Kevin Myers: It is as if the authors of Israeli policy are using an unpublished Ludlum plot to chart state policy
'I like Jews, it's Israelis I can't stand," is a common enough sentiment amongst Irish people who have probably never met an Israeli in their lives. This is the one great bien-pensant bigotry that may dare speak its name in Irish life. Can you imagine that kind of witless sentiment about any other group being tolerated in polite society? Yet not merely is knee-jerk anti-Israeliness a norm in Irish life, it is a passport into "acceptable" society. If you sneer at Israel and Israelis, you must therefore be politically sound. I am reluctant to call this anti-Semitism, because it is a grossly over-used term; yet what other word suffices? No other people will adduce the visceral denunciations that the name Israel instantly achieves.
For sure, Hamas will never provoke the same response, though there is barely a more terrible political movement anywhere. Its own charter defines it. "(Hamas) believes that the land of Palestine is an Islamic Waqf consecrated for future Muslim generations until Judgement Day. It, or any part of it, should not be squandered (or) given up. There is no solution for the Palestinian question except through Jihad. Initiatives, proposals and international conferences are all a waste of time and vain endeavours . . . the Zionists aspire to expand from the Nile to the Euphrates. Their plan is embodied in the 'Protocols of the Elders of Zion', and their present conduct is the best proof of what we are saying."

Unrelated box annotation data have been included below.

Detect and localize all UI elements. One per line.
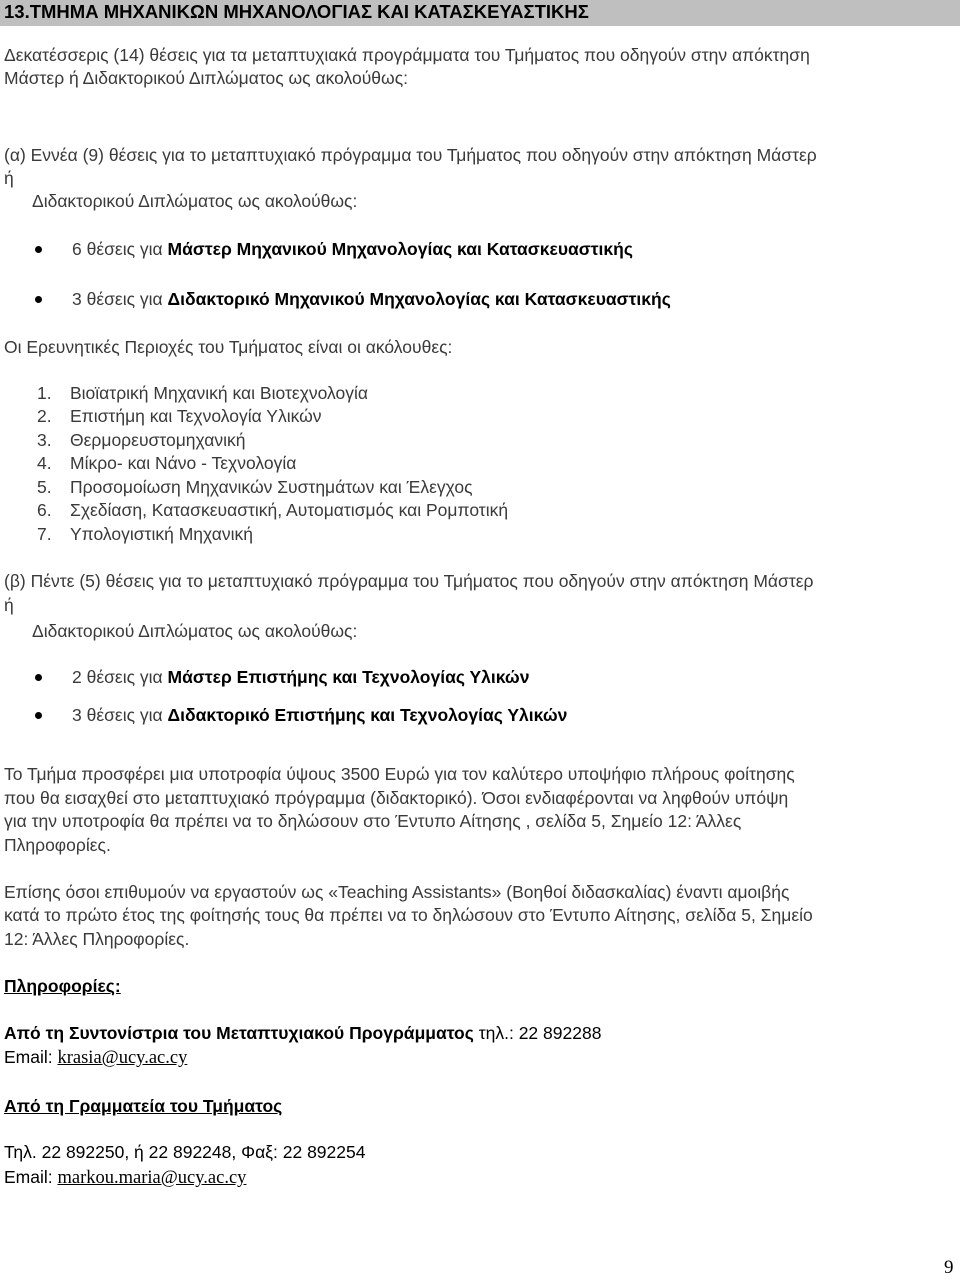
- intro-line-2: Μάστερ ή Διδακτορικού Διπλώματος ως ακολούθως:: [4, 68, 409, 88]
- research-item: Θερμορευστομηχανική: [70, 430, 246, 450]
- section-b-bullet-2: 3 θέσεις για Διδακτορικό Επιστήμης και Τεχνολογίας Υλικών: [72, 705, 568, 725]
- scholarship-line-4: Πληροφορίες.: [4, 835, 111, 855]
- research-title: Οι Ερευνητικές Περιοχές του Τμήματος είναι οι ακόλουθες:: [4, 337, 453, 357]
- section-a-line-2: ή: [4, 168, 14, 188]
- scholarship-line-3: για την υποτροφία θα πρέπει να το δηλώσουν στο Έντυπο Αίτησης , σελίδα 5, Σημείο 12: Άλλες: [4, 811, 742, 831]
- secretariat-email-link[interactable]: markou.maria@ucy.ac.cy: [57, 1168, 247, 1188]
- research-item-num: 7.: [37, 524, 52, 544]
- research-item: Προσομοίωση Μηχανικών Συστημάτων και Έλεγχος: [70, 477, 473, 497]
- bullet-icon: [35, 712, 42, 719]
- section-a-bullet-1: 6 θέσεις για Μάστερ Μηχανικού Μηχανολογίας και Κατασκευαστικής: [72, 239, 633, 259]
- research-item-num: 5.: [37, 477, 52, 497]
- bullet-icon: [35, 296, 42, 303]
- section-a-bullet-2: 3 θέσεις για Διδακτορικό Μηχανικού Μηχανολογίας και Κατασκευαστικής: [72, 289, 671, 309]
- page-number: 9: [944, 1257, 954, 1278]
- scholarship-line-1: Το Τμήμα προσφέρει μια υποτροφία ύψους 3500 Ευρώ για τον καλύτερο υποψήφιο πλήρους φοίτησης: [4, 764, 795, 784]
- research-item: Μίκρο- και Νάνο - Τεχνολογία: [70, 453, 297, 473]
- section-b-line-3: Διδακτορικού Διπλώματος ως ακολούθως:: [32, 621, 358, 641]
- section-a-line-3: Διδακτορικού Διπλώματος ως ακολούθως:: [32, 191, 358, 211]
- bullet-icon: [35, 674, 42, 681]
- research-item-num: 6.: [37, 500, 52, 520]
- section-b-bullet-1: 2 θέσεις για Μάστερ Επιστήμης και Τεχνολογίας Υλικών: [72, 667, 530, 687]
- research-item-num: 4.: [37, 453, 52, 473]
- info-title: Πληροφορίες:: [4, 976, 121, 996]
- secretariat-phone: Τηλ. 22 892250, ή 22 892248, Φαξ: 22 892254: [4, 1142, 366, 1162]
- secretariat-title: Από τη Γραμματεία του Τμήματος: [4, 1096, 283, 1116]
- assistants-line-3: 12: Άλλες Πληροφορίες.: [4, 929, 190, 949]
- assistants-line-1: Επίσης όσοι επιθυμούν να εργαστούν ως «Teaching Assistants» (Βοηθοί διδασκαλίας) έναντι αμοιβής: [4, 882, 790, 902]
- section-b-line-1: (β) Πέντε (5) θέσεις για το μεταπτυχιακό πρόγραμμα του Τμήματος που οδηγούν στην απόκτηση Μάστερ: [4, 571, 814, 591]
- coordinator-email-line: Email: krasia@ucy.ac.cy: [4, 1047, 188, 1068]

This is the gibberish that the people of Gaza have electorally-endorsed in Hamas. And that, in turn, is the movement that destroyed the Oslo accords and launched the Second Intifada. Israel withdrew from the Gaza Strip, as the world demanded and its reward has been an endless reign of rocket terror on its border towns. And when Israel replies in kind (even though it phoned warnings to thousands of Palestinians in advance to take cover) it is accused of being a terror state.